Der Teststab 6 hat einen unteren Eintauch-Endabschnitt 10 und oberhalb davon mindestens zwei mit Abstand übereinander angeordnete Farbsignalzonen 12 und 14. Es wird nur der Eintauch-Endabschnitt 10 in die Testflüssigkeit-Probe-Mischung 2, 8 eingetaucht und nur so weit, daß die Oberfläche 16 dieser Mischung einen vertikalen Abstand von der unteren Farbsignalzone 12 hat. Der Teststab 6 hat Kapillarkanäle, durch welche ein Teil der Testflüssigkeit-Probe-Mischung 2, 8 zu den Farbsignalzonen 12 und 14 in kurzer Zeit hochwandert. Der Teststab 6 kann aus einem Kapillar-Material bestehen oder mit Kapillar-Material beschichtet sein.
Die Testflüssigkeit 2 ist chemisch markiert, beispielsweise durch eine Proteinkonjugation.

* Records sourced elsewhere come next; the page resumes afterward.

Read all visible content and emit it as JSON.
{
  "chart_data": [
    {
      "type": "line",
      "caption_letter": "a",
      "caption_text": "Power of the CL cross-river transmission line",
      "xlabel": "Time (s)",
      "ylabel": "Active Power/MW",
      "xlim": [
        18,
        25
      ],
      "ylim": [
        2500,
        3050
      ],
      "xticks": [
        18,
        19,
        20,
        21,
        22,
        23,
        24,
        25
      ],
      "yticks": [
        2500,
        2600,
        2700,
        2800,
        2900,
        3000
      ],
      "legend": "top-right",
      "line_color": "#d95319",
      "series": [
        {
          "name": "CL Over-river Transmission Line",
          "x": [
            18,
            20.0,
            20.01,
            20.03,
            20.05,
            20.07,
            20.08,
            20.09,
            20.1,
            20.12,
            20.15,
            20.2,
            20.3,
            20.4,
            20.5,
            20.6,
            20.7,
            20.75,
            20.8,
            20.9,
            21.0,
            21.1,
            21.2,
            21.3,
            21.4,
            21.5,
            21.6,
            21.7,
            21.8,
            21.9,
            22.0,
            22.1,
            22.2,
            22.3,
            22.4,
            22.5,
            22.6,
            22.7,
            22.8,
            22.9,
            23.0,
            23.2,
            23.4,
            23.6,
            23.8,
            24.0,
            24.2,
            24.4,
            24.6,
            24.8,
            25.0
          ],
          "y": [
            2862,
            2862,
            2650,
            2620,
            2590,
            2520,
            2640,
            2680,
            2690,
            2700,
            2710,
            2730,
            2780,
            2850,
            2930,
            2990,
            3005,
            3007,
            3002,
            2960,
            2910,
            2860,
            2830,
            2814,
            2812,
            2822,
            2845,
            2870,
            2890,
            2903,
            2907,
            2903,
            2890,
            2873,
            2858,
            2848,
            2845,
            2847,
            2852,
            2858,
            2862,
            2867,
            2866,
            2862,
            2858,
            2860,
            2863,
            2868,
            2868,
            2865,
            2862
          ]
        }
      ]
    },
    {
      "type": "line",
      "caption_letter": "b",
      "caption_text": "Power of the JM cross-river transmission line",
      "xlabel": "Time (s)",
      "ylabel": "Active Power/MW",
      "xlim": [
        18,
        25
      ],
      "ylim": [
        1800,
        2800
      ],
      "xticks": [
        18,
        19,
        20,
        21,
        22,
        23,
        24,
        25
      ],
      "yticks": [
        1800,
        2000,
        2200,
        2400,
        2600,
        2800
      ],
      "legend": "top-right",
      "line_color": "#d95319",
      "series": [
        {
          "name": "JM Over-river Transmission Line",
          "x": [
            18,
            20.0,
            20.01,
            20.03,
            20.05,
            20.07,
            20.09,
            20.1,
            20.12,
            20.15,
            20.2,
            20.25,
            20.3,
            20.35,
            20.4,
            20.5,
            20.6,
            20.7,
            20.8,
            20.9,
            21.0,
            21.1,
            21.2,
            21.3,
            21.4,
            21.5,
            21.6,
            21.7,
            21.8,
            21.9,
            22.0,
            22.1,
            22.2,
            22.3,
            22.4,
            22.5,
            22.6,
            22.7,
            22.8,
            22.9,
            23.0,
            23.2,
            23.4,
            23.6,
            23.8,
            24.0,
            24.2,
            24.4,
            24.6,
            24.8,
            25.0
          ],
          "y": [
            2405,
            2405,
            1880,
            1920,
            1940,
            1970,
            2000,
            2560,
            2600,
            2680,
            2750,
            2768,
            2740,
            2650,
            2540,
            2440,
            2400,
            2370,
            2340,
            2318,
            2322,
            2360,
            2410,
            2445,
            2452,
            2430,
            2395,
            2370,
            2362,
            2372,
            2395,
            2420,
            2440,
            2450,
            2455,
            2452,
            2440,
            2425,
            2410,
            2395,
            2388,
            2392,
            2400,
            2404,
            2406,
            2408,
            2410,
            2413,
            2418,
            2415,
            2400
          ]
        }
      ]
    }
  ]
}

Die beiden Farbsignalzonen 12 und 14 sind derart ausgebildet, daß sie Moleküle der markierten Testflüssigkeit 2 chemisch binden können. Durch diese Bindung wird entweder durch die Bindung des markierten Rauschmittels direkt eine Färbung sichtbar (Liposomenmarkierung) oder im Falle der Enzymmarkierung eine Farbreaktion durch einen weiteren Inkubationsschritt ermöglicht, die ein spezifisches Farbsignal der Farbsignalzonen 12 oder 14 zur Folge hat, welches optisch sichtbar ist. Wenn die Probe 8 keines der gesuchten Betäubungsmittel enthält, werden die Moleküle der markierten Testflüssigkeit 2 von der unteren ersten Farbsignalzone 12 gebunden und dadurch wird in dieser ersten Farbsignalzone 12 ein optisch sichtbares Farbsignal erzeugt. In der oberen zweiten Farbsignalzone 14 wird hierbei kein Farbsignal erzeugt, da keine oder zu wenig markierte Moleküle zu ihr gelangen.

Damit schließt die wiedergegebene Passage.